London: A new drive has been launched to overcome the extreme shortage of British Sikhs on the organ donation list of the UK. Members of the Asian community are more likely to need a transplant but wait longer than the general population in Britain for a match. According to official figures, only around two per cent of organ donors each year are Asian but the community makes up nearly a fifth of those needing a transplant. The National Health Service (NHS) has kicked off a targeted campaign across the country, starting with the Sikh community, to urge them to join its Organ Donor Register.

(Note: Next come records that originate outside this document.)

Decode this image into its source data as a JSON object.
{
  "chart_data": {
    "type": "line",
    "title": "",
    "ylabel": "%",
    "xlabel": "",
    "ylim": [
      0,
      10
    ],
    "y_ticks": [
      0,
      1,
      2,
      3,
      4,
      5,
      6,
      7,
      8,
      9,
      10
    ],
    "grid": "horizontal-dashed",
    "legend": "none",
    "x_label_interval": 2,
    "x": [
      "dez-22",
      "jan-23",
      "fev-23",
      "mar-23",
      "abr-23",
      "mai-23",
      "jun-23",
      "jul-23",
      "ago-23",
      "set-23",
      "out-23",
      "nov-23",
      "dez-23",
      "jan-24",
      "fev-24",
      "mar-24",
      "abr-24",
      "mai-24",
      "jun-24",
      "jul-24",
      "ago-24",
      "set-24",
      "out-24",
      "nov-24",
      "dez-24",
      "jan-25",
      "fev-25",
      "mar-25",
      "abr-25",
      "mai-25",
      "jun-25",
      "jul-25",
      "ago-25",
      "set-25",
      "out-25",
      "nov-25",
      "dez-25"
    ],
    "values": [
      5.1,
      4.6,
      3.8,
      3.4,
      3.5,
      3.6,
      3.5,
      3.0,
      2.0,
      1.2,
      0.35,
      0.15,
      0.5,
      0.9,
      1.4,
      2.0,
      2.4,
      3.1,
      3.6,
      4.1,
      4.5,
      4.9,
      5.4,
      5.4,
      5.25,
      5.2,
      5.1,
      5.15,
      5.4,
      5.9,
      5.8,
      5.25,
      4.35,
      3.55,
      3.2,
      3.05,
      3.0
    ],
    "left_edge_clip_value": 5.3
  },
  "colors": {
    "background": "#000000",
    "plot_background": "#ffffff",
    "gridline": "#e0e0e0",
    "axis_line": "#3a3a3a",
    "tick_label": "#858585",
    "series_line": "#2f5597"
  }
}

A series of TV programmes titled "Organ Donation: Let's Make a Difference" will air from next week in collaboration with Sikh community channel Sangat TV and Sandwell and West Birmingham Hospitals NHS Trust's organ donation committee. "We believe organ donation fits with the Sikh faith and that there is a real need in this community for more donors. If more people registered. more lives could be saved and members of the community might not face waiting longer than others when they need a transplant," said John Bleasdale, clinical lead for organ donation at the NHS Trust.
The TV shows, in a mix of Punjabi and English, feature a man, Satnam Kang, who is waiting for a kidney transplant and talks about the difficulties of being on dialysis at Birmingham's Queen Elizabeth Hospital. The same hospital was recently in the news when Pakistani teenage rights campaigner Malala Yousafzai underwent marathon life-saving surgeries there after being shot in the head by a Taliban fighter. Kang, 53, who lives in Birmingham, has needed a transplant since 2006. "I have to work round dialysis, it doesn¿t control my life, I don't let it but I have to plan everything. It doesn't just impact me but the whole family," he said.
"I urge people to join the Organ Donor Register, you could give somebody their life back. And it is not just that person you'd be helping, but their family and friends." Local organ recipients Anju Kaur, Pritpal Singh Sanghera and Jaswinder Dhaliwal talk about their lives before their transplants and how they have been transformed since they received a new kidney. Manjinder Kaur Jagdev, from Norwich, explains her family's decision to donate her mother's organs and the comfort this brought them. Clinicians from Birmingham's City Hospital and medics from further afield, plus experts in organ donation and the Asian community, also feature in the shows.
Joga Singh, Sikh chaplain at Sandwell and West Birmingham Hospitals NHS Trust, said, "The aim of the filming was not only to explore Sikh perspectives towards organ donation, but also to harness the potential of the Sikh community to address this important social issue. Sikhs have strong social networks and share common values of helping others. There are no taboos attached to organ donation in Sikhism nor is there a requirement that a body should have all its organs intact at or after death, so I would encourage all Sikhs to join the organ donation register and give the gift of life."